To me it was also a huge disappointment. I had the N810 and it was amazing, I still have it. I wish I could get a new board for it. But the N900 was all cheap plastic, no metal like the 810, the magnets fell out all the time, the software was janky, and several promised features never arrived. It could have been awesome, but Nokia had already been distracted in their 5 device plan that the N900 was part of. We never got the follow up and Maemo was abandoned.

atmosx|2 months ago

> I installed a BitTorrent client, found the release on Pirate Bay, successfully torrented just the subtitle file, and used an editor to read the subtitles for scenes with a lot of alien.

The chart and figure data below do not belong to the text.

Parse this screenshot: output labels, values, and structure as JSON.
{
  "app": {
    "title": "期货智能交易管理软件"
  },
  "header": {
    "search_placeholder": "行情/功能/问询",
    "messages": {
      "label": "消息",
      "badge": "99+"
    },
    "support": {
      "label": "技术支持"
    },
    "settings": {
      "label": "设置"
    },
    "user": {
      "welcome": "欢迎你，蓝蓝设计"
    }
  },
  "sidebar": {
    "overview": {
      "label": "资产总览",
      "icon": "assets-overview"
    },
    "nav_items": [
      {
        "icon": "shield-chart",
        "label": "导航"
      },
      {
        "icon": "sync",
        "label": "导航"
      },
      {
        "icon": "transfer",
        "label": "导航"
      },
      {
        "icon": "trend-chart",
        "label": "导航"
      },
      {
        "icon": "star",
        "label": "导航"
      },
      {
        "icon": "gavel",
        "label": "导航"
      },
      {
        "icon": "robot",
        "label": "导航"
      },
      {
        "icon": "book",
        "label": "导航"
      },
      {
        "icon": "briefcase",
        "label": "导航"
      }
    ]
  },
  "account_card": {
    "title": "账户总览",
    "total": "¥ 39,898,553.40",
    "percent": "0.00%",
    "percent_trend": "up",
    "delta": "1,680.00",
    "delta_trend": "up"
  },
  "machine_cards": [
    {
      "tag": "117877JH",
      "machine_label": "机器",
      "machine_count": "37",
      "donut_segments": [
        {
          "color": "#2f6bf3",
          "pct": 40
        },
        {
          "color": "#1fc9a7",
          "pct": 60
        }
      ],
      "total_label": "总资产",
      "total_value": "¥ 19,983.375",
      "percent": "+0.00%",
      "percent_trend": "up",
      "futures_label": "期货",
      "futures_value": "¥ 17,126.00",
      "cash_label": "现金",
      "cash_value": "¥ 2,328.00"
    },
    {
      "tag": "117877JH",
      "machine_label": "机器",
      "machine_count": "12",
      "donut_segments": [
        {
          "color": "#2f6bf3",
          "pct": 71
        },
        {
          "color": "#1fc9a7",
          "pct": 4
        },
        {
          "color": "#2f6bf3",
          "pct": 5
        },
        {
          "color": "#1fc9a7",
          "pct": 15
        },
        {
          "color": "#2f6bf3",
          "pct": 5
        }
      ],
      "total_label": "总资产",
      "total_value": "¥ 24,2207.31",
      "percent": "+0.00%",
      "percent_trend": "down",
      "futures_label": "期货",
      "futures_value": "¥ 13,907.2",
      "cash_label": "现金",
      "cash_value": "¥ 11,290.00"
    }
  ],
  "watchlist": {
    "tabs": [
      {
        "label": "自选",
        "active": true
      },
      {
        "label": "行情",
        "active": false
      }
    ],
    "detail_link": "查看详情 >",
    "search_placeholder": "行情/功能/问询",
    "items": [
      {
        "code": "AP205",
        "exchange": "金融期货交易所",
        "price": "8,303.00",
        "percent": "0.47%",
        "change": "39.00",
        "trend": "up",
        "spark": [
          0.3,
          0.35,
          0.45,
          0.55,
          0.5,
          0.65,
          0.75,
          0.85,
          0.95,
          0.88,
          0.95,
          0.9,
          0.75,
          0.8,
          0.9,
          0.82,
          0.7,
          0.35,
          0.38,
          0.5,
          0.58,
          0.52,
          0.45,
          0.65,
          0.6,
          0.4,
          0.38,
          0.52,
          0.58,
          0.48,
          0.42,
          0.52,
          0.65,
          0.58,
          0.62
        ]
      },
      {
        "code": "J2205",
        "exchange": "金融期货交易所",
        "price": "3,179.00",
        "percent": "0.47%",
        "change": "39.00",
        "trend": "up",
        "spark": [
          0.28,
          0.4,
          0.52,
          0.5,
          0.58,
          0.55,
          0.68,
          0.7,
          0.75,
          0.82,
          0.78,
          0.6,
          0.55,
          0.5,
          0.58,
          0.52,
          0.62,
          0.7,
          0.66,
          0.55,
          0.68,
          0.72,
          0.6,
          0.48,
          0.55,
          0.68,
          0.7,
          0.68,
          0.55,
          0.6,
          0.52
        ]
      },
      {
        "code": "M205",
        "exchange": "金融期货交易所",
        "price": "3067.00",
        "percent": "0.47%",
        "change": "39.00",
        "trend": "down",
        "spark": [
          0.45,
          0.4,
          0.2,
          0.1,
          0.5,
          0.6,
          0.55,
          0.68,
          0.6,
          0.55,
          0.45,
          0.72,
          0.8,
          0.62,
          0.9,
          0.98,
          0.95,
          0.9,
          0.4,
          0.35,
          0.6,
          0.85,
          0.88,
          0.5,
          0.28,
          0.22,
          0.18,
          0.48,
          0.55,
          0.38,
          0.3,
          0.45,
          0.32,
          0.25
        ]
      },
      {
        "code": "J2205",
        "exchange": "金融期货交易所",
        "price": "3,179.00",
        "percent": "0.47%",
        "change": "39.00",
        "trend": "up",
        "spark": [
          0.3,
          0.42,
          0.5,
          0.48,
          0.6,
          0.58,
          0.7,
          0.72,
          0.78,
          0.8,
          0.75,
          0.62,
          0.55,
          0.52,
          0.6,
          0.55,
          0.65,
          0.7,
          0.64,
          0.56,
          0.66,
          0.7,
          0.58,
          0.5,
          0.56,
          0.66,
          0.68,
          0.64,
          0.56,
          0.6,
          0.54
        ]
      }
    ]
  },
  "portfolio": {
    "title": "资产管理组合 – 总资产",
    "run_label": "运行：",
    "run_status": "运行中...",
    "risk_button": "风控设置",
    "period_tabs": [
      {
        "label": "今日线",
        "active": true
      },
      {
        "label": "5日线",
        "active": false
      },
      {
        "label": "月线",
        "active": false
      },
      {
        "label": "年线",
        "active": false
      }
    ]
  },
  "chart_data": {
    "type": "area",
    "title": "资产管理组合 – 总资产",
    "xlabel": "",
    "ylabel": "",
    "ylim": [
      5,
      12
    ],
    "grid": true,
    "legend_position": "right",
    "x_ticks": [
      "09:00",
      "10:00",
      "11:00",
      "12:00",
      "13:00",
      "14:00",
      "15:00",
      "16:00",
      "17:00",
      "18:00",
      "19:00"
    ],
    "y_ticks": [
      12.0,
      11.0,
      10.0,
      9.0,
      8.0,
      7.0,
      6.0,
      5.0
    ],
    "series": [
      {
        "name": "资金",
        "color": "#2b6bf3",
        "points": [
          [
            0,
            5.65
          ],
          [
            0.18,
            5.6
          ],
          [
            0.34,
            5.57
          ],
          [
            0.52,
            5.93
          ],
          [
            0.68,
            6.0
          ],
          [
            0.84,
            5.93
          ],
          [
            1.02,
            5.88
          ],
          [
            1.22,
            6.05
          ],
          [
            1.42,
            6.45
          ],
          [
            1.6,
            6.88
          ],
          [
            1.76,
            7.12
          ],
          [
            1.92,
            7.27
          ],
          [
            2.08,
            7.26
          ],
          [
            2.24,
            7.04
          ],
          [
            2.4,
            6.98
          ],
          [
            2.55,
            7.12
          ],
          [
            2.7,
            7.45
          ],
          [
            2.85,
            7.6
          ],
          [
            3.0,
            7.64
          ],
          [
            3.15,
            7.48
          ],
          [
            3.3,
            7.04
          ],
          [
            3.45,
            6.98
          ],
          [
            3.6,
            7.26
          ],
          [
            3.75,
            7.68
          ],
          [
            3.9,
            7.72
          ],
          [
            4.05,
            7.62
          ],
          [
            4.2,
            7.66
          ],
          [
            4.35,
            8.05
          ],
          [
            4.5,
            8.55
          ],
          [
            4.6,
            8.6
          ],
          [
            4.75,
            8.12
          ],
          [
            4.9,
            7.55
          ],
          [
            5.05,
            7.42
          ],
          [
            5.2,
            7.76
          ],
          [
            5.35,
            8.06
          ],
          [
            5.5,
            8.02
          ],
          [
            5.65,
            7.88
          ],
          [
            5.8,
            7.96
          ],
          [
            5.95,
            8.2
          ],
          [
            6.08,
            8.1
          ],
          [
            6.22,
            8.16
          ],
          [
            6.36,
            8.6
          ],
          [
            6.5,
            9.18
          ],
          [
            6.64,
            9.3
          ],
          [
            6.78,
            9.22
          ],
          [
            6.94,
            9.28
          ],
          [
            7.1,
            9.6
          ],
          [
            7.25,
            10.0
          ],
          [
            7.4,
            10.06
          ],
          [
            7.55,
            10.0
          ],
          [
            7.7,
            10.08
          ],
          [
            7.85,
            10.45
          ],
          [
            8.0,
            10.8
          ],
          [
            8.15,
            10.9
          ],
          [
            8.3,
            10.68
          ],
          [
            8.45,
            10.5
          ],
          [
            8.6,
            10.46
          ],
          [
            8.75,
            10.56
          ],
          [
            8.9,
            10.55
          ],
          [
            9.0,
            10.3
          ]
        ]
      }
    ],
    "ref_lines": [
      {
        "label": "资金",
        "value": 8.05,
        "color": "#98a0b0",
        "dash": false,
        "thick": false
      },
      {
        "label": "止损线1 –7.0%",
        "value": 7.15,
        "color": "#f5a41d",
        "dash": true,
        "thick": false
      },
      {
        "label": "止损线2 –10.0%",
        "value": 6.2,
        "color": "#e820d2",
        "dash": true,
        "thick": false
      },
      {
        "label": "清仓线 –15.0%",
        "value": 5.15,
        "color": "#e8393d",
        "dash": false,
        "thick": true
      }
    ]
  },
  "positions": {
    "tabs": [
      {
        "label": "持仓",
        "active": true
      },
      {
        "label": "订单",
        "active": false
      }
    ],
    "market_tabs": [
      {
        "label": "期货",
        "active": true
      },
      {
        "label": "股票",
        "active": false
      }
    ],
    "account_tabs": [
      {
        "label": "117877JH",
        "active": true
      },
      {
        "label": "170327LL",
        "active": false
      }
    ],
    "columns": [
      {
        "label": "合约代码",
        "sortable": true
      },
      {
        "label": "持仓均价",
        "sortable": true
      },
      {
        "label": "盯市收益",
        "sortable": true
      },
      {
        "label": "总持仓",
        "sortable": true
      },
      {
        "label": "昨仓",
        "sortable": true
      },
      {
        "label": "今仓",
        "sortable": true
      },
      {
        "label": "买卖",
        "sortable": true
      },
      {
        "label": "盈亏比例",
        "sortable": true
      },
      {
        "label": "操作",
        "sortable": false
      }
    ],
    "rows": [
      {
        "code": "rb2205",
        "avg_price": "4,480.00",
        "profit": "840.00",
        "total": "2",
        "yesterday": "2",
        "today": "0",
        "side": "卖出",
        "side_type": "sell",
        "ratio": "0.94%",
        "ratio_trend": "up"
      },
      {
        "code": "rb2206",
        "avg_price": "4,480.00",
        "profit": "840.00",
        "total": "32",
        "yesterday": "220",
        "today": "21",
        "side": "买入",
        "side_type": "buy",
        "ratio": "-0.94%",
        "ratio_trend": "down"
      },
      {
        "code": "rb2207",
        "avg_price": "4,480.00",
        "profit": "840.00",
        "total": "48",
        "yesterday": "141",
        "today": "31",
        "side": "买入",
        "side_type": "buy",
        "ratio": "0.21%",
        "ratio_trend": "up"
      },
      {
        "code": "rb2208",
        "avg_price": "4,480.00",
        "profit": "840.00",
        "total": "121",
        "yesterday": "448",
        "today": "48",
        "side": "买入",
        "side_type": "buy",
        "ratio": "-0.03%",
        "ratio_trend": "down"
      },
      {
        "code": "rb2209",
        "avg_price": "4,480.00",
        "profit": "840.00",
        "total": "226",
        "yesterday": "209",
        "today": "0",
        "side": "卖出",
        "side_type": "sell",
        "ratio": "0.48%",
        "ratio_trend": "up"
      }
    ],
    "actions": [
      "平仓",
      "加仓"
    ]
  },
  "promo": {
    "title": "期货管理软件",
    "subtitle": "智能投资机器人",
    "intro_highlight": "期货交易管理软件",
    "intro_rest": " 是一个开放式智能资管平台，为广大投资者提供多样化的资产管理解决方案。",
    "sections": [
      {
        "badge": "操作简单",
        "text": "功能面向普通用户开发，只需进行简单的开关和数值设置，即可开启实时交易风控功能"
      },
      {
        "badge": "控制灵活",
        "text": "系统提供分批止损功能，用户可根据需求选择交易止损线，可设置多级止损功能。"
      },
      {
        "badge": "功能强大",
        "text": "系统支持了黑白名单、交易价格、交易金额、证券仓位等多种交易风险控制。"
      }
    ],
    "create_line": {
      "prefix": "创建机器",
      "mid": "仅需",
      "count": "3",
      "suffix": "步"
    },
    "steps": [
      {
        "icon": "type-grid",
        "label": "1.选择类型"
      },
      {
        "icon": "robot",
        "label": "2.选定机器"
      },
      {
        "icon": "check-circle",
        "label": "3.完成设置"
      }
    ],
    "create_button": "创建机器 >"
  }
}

... while you were on the movies? That's "Mr Robot" level, kudos!

jack_tripper|2 months ago

>I installed a BitTorrent client, found the release on Pirate Bay, successfully torrented just the subtitle file, and used an editor to read the subtitles for scenes with a lot of alien.

That's probably what I would do but that's also why the iphone beat the crap out of Nokia, because that example of what you did with the N900 is a 1% of 1% of what users would use their phones for back then, and Steve Jobs knew it so he won consumers over with a pleasant and simple UX that lacked features instead of piling on Power User features that nobody would use.

You're not gonna sell too many phone if your target userbase is those who know what BitTorrent is and how to use it on their Linux phone.

Such Power User focused niche devices are only financially viable for small companies to develop and sell, but you can't keep a company the size of Nokia in business by only catering to Linux phone enthusiasts.

Their demise was inevitable at that point no matter what they did.

fragmede|2 months ago

Back then, absolutely. But the long tail of the Internet, which is far more pervasive these days compared to back then, means that such a device could exist. Which arguably it does, with the GPD win max 2, if you install Linux on it.